Born in St. Ninian's parish, Stirlingshire, Scotland, Miller was baptized in the Established Presbyterian Church of Scotland, but his parents were Congregationalists. He was converted to the Baptist faith as a youth and preached among the Baptists of Scotland for four years. He mind was then impressed with the idea of becoming a missionary in Africa, but he did not pass up an opportunity in 1819 to take "a sea voyage with a Baptist merchant who was opening a business in Miramichi, New Brunswick." After his arrival he accepted an invitation to teach school in North Esk parish.
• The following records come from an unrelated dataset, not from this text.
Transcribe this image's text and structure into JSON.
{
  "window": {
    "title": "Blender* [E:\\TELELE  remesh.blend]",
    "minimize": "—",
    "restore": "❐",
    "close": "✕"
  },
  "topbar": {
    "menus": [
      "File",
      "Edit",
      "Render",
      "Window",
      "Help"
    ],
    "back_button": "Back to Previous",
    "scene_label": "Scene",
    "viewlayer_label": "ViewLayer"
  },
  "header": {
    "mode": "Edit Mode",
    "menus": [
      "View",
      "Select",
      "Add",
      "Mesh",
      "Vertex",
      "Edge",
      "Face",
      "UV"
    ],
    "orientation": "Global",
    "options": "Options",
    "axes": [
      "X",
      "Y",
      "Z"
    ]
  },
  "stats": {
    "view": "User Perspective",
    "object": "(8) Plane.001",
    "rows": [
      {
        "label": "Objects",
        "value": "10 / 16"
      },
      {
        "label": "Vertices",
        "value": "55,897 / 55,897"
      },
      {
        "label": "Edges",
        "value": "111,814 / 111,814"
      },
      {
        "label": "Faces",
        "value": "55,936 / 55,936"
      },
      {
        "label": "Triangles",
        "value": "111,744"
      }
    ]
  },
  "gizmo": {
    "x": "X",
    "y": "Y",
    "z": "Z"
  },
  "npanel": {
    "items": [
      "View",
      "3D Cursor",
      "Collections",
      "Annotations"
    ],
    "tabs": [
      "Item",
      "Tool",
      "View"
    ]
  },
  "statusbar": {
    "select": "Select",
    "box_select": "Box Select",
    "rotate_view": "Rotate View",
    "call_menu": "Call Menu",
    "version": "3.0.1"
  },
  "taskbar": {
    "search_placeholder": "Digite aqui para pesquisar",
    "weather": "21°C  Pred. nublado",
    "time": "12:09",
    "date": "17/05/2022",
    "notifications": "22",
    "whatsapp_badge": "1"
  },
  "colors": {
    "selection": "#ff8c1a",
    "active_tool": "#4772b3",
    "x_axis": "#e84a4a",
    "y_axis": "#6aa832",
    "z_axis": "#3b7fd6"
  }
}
At the end of the first week of school, Miller asked his pupils to tell their parents that on Sunday he would be holding a meeting in the schoolroom. He seems to have been too modest to announce he would be preaching. But when the Rev. Elijah Estabrooks visited North Esk a few weeks later on behalf of the Baptist Association he was so encouraged by the religious initiative which Miller had taken that he stayed there two or three Sabbaths, baptized a number, and organized the North Esk Church with nine members, including the young school-teacher.
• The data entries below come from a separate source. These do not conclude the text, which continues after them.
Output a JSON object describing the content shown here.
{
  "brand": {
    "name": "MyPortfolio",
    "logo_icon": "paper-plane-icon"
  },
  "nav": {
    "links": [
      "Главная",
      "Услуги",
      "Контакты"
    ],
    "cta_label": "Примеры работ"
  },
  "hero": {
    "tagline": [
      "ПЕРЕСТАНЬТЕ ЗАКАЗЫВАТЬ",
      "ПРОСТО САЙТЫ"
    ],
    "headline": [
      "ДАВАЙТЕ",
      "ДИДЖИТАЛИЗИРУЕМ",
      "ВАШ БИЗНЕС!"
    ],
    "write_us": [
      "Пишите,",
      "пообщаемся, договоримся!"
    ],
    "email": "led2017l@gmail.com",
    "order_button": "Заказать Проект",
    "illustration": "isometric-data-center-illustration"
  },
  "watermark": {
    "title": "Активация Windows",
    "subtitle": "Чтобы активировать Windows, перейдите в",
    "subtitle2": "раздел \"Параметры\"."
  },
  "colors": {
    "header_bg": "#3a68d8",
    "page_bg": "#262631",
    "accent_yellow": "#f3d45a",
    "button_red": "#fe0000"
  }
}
The organization date of the Miramichi (North Esk) Baptist Church was 2 August 1819, and Miller was its first pastor. Prior to his arrival, Joseph Coburn of the state of Maine had preached and baptized along the Miramichi, but Miller would appear to have been the first resident Baptist preacher anywhere on the river. He was ordained at a conference held in Sackville in 1820 and won many converts during four years with the North Esk congregation.

In 1823 Miller was installed as minister of Germain Street Baptist Church in Saint John. Three years later he was called to South Berwick, Maine. He was based there and in Turner, Maine for a total of seven years and spent an equivalent period of time in Massachusetts, during which he had pastorates in Cambridge and Boston. He returned to Maine and was finally the Baptist minister in the town of Skowhegan, from the 1840s until his retirement around 1874. He continued to reside in Skowhegan until his death in 1887, at age ninety-three. His son C. Davis Miller was a lifelong resident of Skowhegan.

The manuscript memoir, in two parts, appears unpublished. It's 60 pages contain a detailed account of his painful and lengthy conversion, his alignment with the Scottish Baptists, sense of call to the ministry, emigration, etc., 

The memoir is followed by 203pp of unpublished sermons, including:

Sermon 1. The Morning Star, 23pp. 

Sermon 2. The True Physician, 35pp.

Sermon 3. The New Birth, 42pp.

Sermon 4. The Friends of Christ, 33pp.

Sermon 5. The Bliss of the Heavenly State, 35pp.

Sermon 6. The World's Vanity and the Believer's Sure Portion, 35pp.

These are later holograph copies, but are dated and were preached between 1820's and 1840's. The originals do not appear to be extant. 

A good plus copy, bound in half leather, with the spine cover lifted, and boards are tender. The text is generally solid, with generally bright page.